Philosophy: Logic and Ethics
This specialization is open for BBE students from the winter term 2020/21 onwards.
a. What are the main topics of the specialization Philosophy: Logic and Ethics?
In course I we will at first look at different conceptions of “confirmation” in the 20th century and the various questions and problems, which arise, if principles such as “verifiability” and “falsifiability” are applied. We will read and discuss Rudolf Carnap's account of a „prognosis“, as singular sentence inferred from a hypothesis, Logical Empiricists’ understanding of evidence and verifiability, Karl Popper’s original conception of falsifiability and his later as well as Imre Lakatos' view of falsification and of the infamous problem of „the empirical basis“. A brief overview of 21st century accounts in the philosophy of science will be provided at the end of part one of this course: Bas van Fraassen‘s „constructive empiricism“ and accounts in the tradition of Peter Lipton‘s „instrumentalism“.

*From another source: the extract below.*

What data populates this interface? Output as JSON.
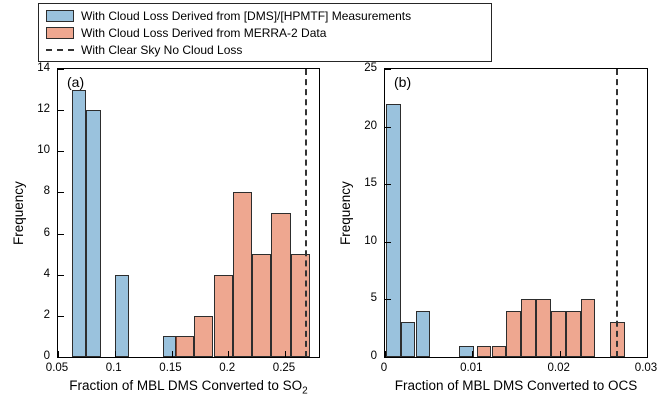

The second part of this course will be concerned with “applied philosophy of science”. „How are ‘cause’, ‘laws’, ‘explanation’, ‘prognosis’, ‘confirmation understood in the science of economics?”, i.e. is and should economics be a science which formulates laws, uses the concept of cause, should invoke verifiability or falsifiability as method of confirmation or instrumentalism and operationalism as alternative?
Course II offers an introduction into moral philosophy. It is designed around objections to the possibility of justifying criteria of moral action. We will begin with Aristotle’s “Nicomachean Ethics”, move on to Immanuel Kant’s “Groundwork of the Metaphysics of Morals”, and will then look at John Stuart Mill’s criticism of Kant’s approach in “Utilitarianism” and his own reasoning for what could count as acting morally right. The questions we will pursue will be: (1) Can eudaimonia, i.e. “well being”, be regarded as final end of all our actions? (2) Does Aristotle’s reference to human nature – as foundation of “what one ought to do” involve a circular justification of moral principles? (3) Is it possible to deduce criteria for assessing the rightness of an action from the formulae of the categorical imperative alone? (4) Is the ide of the “greatest happiness of the greatest number” a promising criterion for the construction of ethical principles? (5) Does rule- utilitarianism avoid the problems of action-utilitarianism? As in course I there will be an applied part.
b. How to get in?
Enrollment is possible in the winter terms only from winter 2020/21 on. Unlike 20 ECTS specializations, 10 ECTS specializations do not have an “access to” course to enroll in. The courses (in this case, both the courses I and II) can be chosen from a drop-down menu in LPIS (the course registration application). Please note that 10 ECTS specializations can be combined with the 10 ECTS “specialization abroad”.
c. List of the courses
This specialization consists of two courses:
Course I - Philosophy: Logic and Ethics (5 ECTS)
Course II - Philosophy: Logic and Ethics (5 ECTS)
d. Which prospects can graduates of the specialization expect upon completion?
There are specialized Master’s programs in Philosophy and Economics at leading universities in the UK (LSE, Oxford, Cambridge), Switzerland (UZH, St. Gallen), Germany (LMU Munich, Bayreuth) and other universities in Austria offer Philosophy and Economics Mater programs, too (University of Vienna, Paris-Lodron University in Salzburg for example).